Ni le durcissement des conditions d’affiliation ni la mise en place d’une dégressivité pour les hauts revenus ne sont remis en cause. Mais parmi les deux dispositions de la réforme de l’assurance-chômage annulées ce mercredi 25 novembre par le Conseil d’État figure l’une des mesures les plus contestées par les syndicats : la refonte du calcul de l’allocation, voulue par le gouvernement qui estimait que le système actuel ne poussait pas à la reprise d’un emploi stable.

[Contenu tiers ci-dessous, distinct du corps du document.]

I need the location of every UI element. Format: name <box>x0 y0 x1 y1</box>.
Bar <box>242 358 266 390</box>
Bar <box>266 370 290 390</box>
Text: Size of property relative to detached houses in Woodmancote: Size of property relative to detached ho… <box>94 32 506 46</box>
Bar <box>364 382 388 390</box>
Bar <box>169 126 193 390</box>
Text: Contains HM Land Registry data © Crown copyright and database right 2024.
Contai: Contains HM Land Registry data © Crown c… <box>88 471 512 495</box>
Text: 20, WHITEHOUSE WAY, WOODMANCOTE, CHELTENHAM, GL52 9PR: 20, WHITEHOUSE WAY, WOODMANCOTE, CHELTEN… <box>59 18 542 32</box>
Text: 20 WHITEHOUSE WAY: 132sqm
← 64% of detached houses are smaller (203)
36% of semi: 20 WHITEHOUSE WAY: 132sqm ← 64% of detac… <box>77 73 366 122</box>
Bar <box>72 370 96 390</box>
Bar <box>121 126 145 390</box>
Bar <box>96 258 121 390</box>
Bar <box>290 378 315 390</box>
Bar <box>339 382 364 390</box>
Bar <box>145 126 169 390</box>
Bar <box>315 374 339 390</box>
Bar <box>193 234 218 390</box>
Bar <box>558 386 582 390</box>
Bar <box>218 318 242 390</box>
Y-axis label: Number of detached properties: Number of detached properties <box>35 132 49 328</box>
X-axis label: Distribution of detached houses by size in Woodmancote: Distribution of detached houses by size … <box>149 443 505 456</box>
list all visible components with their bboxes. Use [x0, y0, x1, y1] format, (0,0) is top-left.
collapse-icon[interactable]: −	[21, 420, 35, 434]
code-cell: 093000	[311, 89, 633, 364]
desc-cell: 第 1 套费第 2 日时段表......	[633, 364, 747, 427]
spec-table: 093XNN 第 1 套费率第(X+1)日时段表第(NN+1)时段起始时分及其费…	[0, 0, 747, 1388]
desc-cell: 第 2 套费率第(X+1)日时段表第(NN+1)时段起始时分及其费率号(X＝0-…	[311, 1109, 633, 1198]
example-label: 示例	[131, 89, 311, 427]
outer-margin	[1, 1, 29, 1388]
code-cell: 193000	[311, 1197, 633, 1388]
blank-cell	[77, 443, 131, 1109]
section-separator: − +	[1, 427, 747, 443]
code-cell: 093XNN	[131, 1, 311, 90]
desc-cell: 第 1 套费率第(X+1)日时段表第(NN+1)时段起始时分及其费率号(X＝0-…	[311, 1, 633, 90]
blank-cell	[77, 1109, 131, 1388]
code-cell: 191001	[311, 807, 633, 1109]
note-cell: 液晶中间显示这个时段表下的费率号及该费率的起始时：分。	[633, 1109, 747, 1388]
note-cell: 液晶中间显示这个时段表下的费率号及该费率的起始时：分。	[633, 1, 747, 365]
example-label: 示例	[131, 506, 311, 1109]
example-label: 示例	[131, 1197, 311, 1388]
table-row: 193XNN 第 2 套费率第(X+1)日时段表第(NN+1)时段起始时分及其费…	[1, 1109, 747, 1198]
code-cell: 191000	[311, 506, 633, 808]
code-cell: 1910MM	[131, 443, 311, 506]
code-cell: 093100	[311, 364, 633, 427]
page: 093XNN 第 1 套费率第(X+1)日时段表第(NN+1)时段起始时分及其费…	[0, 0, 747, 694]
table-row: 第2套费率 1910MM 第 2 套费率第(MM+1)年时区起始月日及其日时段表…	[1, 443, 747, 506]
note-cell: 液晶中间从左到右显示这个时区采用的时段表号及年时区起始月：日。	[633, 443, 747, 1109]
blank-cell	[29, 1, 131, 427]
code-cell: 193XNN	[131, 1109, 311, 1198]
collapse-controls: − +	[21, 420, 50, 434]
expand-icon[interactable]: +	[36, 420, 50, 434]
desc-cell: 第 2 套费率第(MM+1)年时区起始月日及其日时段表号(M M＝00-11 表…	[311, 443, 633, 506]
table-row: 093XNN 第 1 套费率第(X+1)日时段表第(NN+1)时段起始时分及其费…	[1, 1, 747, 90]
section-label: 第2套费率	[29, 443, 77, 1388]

Sur ce point, la réforme instaurait que le calcul du salaire journalier de référence, qui sert de base pour l’allocation, ne se fasse plus en fonction des jours travaillés mais des jours ouvrés. Une modification censée favoriser un temps partiel continu à des contrats fractionnés mais qui, selon la décision du Conseil d’État, "porte atteinte" au principe d’égalité entre allocataires.

"Première victoire"

"Du fait des règles qui ont été retenues, le montant du salaire journalier de référence peut désormais, pour un même nombre d'heures de travail, varier du simple au quadruple", constate-t-il. "Il en résulte (...) une différence de traitement manifestement disproportionnée au regard du motif d'intérêt général poursuivi"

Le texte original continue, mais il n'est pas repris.